Date of Award

Spring 2024

Document Type

Dissertation - Restricted

Degree Name

Doctor of Philosophy (PhD)


Mechanical Engineering

First Advisor

John Moore


Nitinol is a shape memory alloy that has many applications in the biomedical, aerospace, civil engineering, and automotive fields ranging from coronary stents to morphing wings on airplanes. Computational investigations into shape memory alloys are difficult to perform due to the complexity of models and their limitations in the theories they implement. Cyclic stress-strain response of superelastic Nitinol has the ability to recover from large strains of up to 6-8% due to a solid-to-solid reversible phase transformation from austenite to martensite. Some of the transformed martensite phase does not transform back upon unloading leading to a unique cyclic material response which effects fatigue life. Computational investigations into fatigue of Nitinol are difficult since there are two competing processes which occur during loading: plasticity formation and martensite transformation. Crystal plasticity material models are often used to study fatigue at the grain-scale, but they are computationally expensive making it difficult to obtain the number of simulations necessary to effectively investigate the driving forces behind fatigue crack nucleation in Nitinol.
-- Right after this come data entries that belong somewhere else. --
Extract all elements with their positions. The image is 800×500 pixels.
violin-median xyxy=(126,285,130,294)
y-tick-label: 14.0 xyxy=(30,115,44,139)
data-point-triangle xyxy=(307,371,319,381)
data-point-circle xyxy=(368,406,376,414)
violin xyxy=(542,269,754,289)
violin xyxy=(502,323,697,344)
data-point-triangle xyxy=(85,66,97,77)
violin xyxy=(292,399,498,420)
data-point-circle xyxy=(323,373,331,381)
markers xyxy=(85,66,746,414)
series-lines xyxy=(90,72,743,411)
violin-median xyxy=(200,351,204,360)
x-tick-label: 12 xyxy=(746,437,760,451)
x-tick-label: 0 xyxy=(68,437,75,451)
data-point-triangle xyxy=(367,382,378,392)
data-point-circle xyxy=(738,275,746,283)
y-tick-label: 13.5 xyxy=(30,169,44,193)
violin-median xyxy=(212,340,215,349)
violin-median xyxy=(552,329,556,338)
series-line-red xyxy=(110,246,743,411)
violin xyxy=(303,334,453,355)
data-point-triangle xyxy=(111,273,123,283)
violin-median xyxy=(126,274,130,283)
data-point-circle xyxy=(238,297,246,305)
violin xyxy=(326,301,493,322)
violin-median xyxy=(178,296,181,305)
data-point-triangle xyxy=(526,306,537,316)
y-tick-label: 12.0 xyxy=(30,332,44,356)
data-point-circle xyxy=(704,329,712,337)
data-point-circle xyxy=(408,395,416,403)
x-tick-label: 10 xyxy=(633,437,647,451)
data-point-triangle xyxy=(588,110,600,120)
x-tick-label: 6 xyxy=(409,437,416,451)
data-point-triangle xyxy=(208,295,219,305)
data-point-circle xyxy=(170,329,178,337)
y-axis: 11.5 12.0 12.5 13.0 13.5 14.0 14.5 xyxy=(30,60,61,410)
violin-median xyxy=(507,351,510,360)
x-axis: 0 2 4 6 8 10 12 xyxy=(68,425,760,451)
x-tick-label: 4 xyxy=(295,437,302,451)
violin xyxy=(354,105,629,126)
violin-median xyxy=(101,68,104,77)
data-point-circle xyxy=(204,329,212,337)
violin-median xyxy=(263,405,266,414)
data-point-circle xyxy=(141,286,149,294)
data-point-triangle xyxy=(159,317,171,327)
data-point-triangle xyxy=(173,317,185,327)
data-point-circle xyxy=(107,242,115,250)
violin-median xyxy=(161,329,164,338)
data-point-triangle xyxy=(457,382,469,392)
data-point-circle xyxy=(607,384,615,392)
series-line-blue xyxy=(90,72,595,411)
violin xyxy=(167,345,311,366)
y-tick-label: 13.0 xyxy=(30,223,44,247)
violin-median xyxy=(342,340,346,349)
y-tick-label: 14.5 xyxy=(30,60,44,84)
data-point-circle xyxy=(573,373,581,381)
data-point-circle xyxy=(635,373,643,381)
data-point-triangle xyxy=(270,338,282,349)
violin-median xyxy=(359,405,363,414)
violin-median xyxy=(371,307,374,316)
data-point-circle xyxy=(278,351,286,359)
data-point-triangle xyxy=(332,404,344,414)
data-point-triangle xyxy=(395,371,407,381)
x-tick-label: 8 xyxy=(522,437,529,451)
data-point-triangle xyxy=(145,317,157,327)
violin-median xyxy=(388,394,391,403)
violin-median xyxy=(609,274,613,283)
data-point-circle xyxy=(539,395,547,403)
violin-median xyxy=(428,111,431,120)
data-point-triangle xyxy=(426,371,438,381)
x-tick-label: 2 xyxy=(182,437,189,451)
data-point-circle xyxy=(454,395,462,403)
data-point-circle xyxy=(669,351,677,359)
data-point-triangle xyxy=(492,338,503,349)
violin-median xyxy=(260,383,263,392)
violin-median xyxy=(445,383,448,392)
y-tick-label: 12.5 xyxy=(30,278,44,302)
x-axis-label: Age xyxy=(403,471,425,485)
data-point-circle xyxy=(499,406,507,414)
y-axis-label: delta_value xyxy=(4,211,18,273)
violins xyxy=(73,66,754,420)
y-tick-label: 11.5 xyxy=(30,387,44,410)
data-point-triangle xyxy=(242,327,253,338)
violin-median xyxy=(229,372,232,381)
Some fatigue investigations using crystal plasticity material models use fatigue indicator parameters to determine the location in a microstructure where a crack is most likely to form, but there is currently no fatigue indicator parameter equation that is formulated for shape memory alloys. The following work introduces a novel method for reducing the number of simulations required to calibrate the cyclic properties for models with many different inputs, such as crystal plasticity models. This work also utilizes a multi-fidelity modeling approach by using data extracted from a high-fidelity finite element simulation to run low-fidelity simulations. Low-fidelity simulations are less computationally expensive and less accurate than a high-fidelity finite element simulations, but they are a good estimate and make running a large number of simulations tractable. Using the multi-fidelity framework developed here, the crystal plasticity material model is calibrated with a Gaussian process-based Bayesian machine learning and optimization framework. This work takes a model calibrated using the aforementioned framework and provides some insight into the fundamental driving forces behind fatigue crack nucleation predictions in Nitinol.